The outline agreement announced on January 28th is less exacting than the fund normally requires. Mr Fernández boasted that it doesn’t oblige Argentina to carry out pension or labour reforms and will allow an increase in public investment. It is an agreement “without austerity policies”, claimed Martín Guzmán, the economy minister. The imf’s board still has to approve the detail. But the plan was swiftly rejected by the Kirchneristas. On January 31st Máximo Kirchner, the vice-president’s son, resigned as the leader of the Peronist caucus in the lower house of Congress. He said he “didn’t share the strategy used and still less the results obtained” from the fund.

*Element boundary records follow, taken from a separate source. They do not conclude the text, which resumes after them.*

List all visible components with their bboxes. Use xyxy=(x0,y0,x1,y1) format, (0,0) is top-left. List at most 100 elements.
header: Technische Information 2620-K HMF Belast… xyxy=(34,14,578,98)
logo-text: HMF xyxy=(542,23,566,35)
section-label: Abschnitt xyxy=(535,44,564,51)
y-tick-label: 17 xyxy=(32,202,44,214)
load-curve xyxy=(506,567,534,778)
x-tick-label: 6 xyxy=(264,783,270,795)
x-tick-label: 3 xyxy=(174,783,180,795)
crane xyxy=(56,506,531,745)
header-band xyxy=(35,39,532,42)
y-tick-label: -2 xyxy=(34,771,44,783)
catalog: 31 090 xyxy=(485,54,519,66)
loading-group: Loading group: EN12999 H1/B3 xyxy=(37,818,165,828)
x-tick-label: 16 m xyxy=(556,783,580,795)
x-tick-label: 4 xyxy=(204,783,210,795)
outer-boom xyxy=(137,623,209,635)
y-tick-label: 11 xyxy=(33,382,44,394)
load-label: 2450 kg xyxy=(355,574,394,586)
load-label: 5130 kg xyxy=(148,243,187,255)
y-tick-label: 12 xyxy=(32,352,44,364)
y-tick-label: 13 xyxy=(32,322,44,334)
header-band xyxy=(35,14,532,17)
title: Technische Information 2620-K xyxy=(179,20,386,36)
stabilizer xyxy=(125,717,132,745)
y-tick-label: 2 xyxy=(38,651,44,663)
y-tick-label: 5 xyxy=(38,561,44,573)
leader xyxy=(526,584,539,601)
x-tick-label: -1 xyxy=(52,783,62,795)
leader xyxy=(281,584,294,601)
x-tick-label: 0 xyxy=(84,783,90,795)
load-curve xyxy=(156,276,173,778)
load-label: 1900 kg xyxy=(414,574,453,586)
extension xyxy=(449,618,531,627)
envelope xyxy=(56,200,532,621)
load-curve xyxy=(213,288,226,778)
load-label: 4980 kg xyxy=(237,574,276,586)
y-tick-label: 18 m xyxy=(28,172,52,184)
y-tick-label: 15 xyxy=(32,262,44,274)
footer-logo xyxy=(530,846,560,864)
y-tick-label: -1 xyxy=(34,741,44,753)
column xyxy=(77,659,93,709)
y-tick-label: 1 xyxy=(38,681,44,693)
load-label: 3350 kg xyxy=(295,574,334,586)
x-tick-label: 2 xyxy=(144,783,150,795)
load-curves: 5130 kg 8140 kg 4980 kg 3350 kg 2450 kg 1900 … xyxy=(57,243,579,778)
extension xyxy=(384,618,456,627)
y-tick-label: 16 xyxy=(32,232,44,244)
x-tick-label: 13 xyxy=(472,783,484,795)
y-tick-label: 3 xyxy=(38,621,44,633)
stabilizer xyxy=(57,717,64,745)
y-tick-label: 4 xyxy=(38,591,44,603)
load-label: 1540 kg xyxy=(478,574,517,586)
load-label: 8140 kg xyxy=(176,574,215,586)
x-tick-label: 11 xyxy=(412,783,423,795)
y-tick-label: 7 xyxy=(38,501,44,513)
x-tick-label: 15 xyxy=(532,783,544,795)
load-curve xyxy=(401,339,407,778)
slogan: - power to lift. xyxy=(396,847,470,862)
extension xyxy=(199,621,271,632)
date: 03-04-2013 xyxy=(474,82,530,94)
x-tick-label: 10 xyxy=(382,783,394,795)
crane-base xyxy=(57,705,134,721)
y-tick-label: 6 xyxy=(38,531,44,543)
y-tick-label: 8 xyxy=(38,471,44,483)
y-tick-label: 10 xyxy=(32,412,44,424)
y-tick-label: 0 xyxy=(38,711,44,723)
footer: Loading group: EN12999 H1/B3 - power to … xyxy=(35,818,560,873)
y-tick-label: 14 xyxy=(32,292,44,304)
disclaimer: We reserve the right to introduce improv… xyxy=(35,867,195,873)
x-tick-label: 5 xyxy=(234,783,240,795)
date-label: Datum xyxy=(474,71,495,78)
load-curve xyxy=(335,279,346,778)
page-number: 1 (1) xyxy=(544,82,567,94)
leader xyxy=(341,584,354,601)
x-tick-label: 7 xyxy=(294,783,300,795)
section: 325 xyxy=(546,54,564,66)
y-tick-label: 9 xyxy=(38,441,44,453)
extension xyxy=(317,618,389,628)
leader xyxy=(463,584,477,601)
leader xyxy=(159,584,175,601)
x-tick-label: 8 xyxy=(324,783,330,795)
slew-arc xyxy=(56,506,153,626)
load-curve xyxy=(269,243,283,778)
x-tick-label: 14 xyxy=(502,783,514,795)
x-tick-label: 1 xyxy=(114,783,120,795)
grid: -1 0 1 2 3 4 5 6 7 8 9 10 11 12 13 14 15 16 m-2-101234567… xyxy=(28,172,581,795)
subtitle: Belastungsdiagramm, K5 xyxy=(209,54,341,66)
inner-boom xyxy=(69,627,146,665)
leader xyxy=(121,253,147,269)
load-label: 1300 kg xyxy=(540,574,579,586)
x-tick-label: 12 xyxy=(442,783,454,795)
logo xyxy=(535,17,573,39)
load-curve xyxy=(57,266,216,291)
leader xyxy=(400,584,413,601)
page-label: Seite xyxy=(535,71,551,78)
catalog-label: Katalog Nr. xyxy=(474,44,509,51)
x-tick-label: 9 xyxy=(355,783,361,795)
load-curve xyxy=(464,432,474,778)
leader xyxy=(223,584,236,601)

Mr Kirchner is right that the agreement is tougher than the government suggests. It requires a cut in the fiscal deficit to 2.5% of gdp this year, from 3% last, and then to 1.9% in 2023. The problem for Mr Fernández is that last year’s number was flattered by one-off items, including a now-lapsed wealth tax and a temporary spike in the prices of Argentina’s farm commodities and thus in export taxes. Without changes, this year’s deficit would be perhaps 4.5% of gdp. So the government must trim around two points of gdp from its spending, probably by reducing subsidies for electricity and gas and letting inflation (at 51%) erode the value of pensions.

The deal also requires the Central Bank’s money-printing (to cover the deficit) to fall from 3.7% of gdp last year to just 1% this year, and for its international reserves to rise by $5bn. The government hopes the deal will allow it to scrape up some more international money.

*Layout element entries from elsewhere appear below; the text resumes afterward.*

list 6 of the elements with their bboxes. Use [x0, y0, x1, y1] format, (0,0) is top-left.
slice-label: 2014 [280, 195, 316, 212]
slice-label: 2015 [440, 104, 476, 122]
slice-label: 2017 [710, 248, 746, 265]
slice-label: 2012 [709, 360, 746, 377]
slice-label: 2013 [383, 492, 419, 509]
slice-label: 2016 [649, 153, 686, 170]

The imf knows that Mr Fernández’s government is weak and faces an election next year. The fund has accepted that it made mistakes with Mr Macri’s loan. imf staff have long argued that a sub-standard deal is better than a default. “I think the imf sees this as a bridge to a new government that has the ability to do the reforms that Argentina needs to put its accounts in order and for growth,” says Eduardo Levy Yeyati, an economist. For Argentina, too, a low-level deal is preferable to none. Default would pile pressure on the peso and mean more inflation and less growth. But any formal agreement has to be approved by Congress under a law adopted last year. The Kirchneristas seem set on voting against. The government must either depend on the opposition or sidestep the vote with an emergency decree.

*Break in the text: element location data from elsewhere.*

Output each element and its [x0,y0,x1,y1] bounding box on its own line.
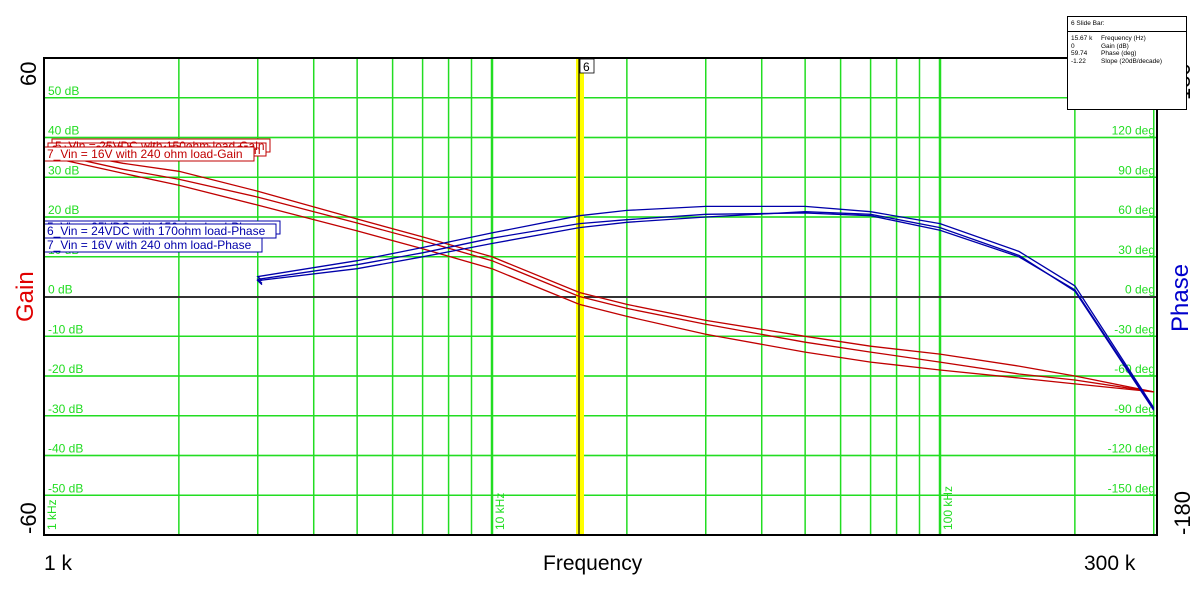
phase-tick: 60 deg [1118,203,1155,217]
x-axis-title: Frequency [543,552,643,575]
gain-curve [59,150,1154,393]
gain-tick: -40 dB [48,442,83,456]
gain-tick: -30 dB [48,402,83,416]
decade-labels: 1 kHz 10 kHz 100 kHz [45,486,955,530]
gain-tick: 0 dB [48,283,73,297]
x-axis-end: 300 k [1084,552,1136,575]
phase-tick: 90 deg [1118,163,1155,177]
phase-tick: -30 deg [1114,322,1155,336]
gain-tick: -20 dB [48,362,83,376]
gain-axis-title: Gain [12,271,39,322]
phase-curve [256,212,1155,410]
decade-label: 10 kHz [493,493,507,530]
slide-bar-row-gain: 0 Gain (dB) [1071,42,1129,50]
legend-gain: 5_Vin = 25VDC with 150ohm load-Gain 6_Vi… [43,138,271,162]
phase-tick-labels: 120 deg 90 deg 60 deg 30 deg 0 deg -30 deg -60… [1108,124,1155,496]
decade-label: 1 kHz [45,499,59,530]
phase-axis-title: Phase [1167,264,1194,332]
plot-border [43,57,1158,536]
slide-bar-title: 6 Slide Bar: [1068,17,1186,32]
phase-tick: -90 deg [1114,402,1155,416]
cursor-label: 6 [583,60,590,74]
gain-tick: 30 dB [48,163,79,177]
slide-bar-panel[interactable]: 6 Slide Bar: 15.67 k Frequency (Hz) 0 Gain… [1067,16,1187,110]
phase-curve [256,205,1155,409]
gain-curve [59,158,1154,393]
gain-axis-top: 60 [16,62,41,86]
x-axis-start: 1 k [44,552,73,575]
slide-bar-row-slope: -1.22 Slope (20dB/decade) [1071,57,1163,65]
gain-tick: 40 dB [48,124,79,138]
legend-phase-6: 6_Vin = 24VDC with 170ohm load-Phase [47,224,266,238]
gain-tick: 20 dB [48,203,79,217]
phase-tick: -60 deg [1114,362,1155,376]
legend-gain-7: 7_Vin = 16V with 240 ohm load-Gain [47,147,243,161]
phase-curve [256,211,1155,411]
phase-axis-bottom: -180 [1170,491,1195,535]
gain-axis-bottom: -60 [16,502,41,534]
curves [59,150,1155,411]
phase-tick: -120 deg [1108,442,1155,456]
gain-tick: 50 dB [48,84,79,98]
gain-tick: -50 dB [48,481,83,495]
gain-tick: -10 dB [48,322,83,336]
phase-tick: 30 deg [1118,243,1155,257]
phase-tick: 120 deg [1112,124,1155,138]
legend-phase-7: 7_Vin = 16V with 240 ohm load-Phase [47,238,252,252]
decade-label: 100 kHz [941,486,955,530]
gain-curve [59,154,1154,393]
phase-tick: 0 deg [1125,283,1155,297]
legend-phase: 5_Vin = 25VDC with 150ohm load-Phase 6_V… [43,220,281,253]
slide-bar-row-phase: 59.74 Phase (deg) [1071,50,1137,57]
phase-tick: -150 deg [1108,481,1155,495]
horizontal-gridlines [44,97,1157,496]
slide-bar-row-frequency: 15.67 k Frequency (Hz) [1071,35,1146,42]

The underlying problem is that the Peronist penchant for protectionism and inflation-financed subsidies has left Argentina with low growth and a chronic shortage of foreign exchange. Mr Fernández’s team talks of growth, but blocks it with punitive regulation and taxation. “This is a government that is a machine for destroying any business opportunities,” says Federico Sturzenegger, a former Central Bank chief. Argentina has plenty of entrepreneurs but many take their businesses elsewhere.

Even if Mr Fernández gets his deal, the country will merely idle. Kirchnerism has only rhetoric to offer Argentines. The next election looks to be the opposition’s to lose. But steering the economy into a high-speed channel requires the nation to face some hard truths. Drought last year left the Paraná dangerously shallow. Peronism seems to be in the same state.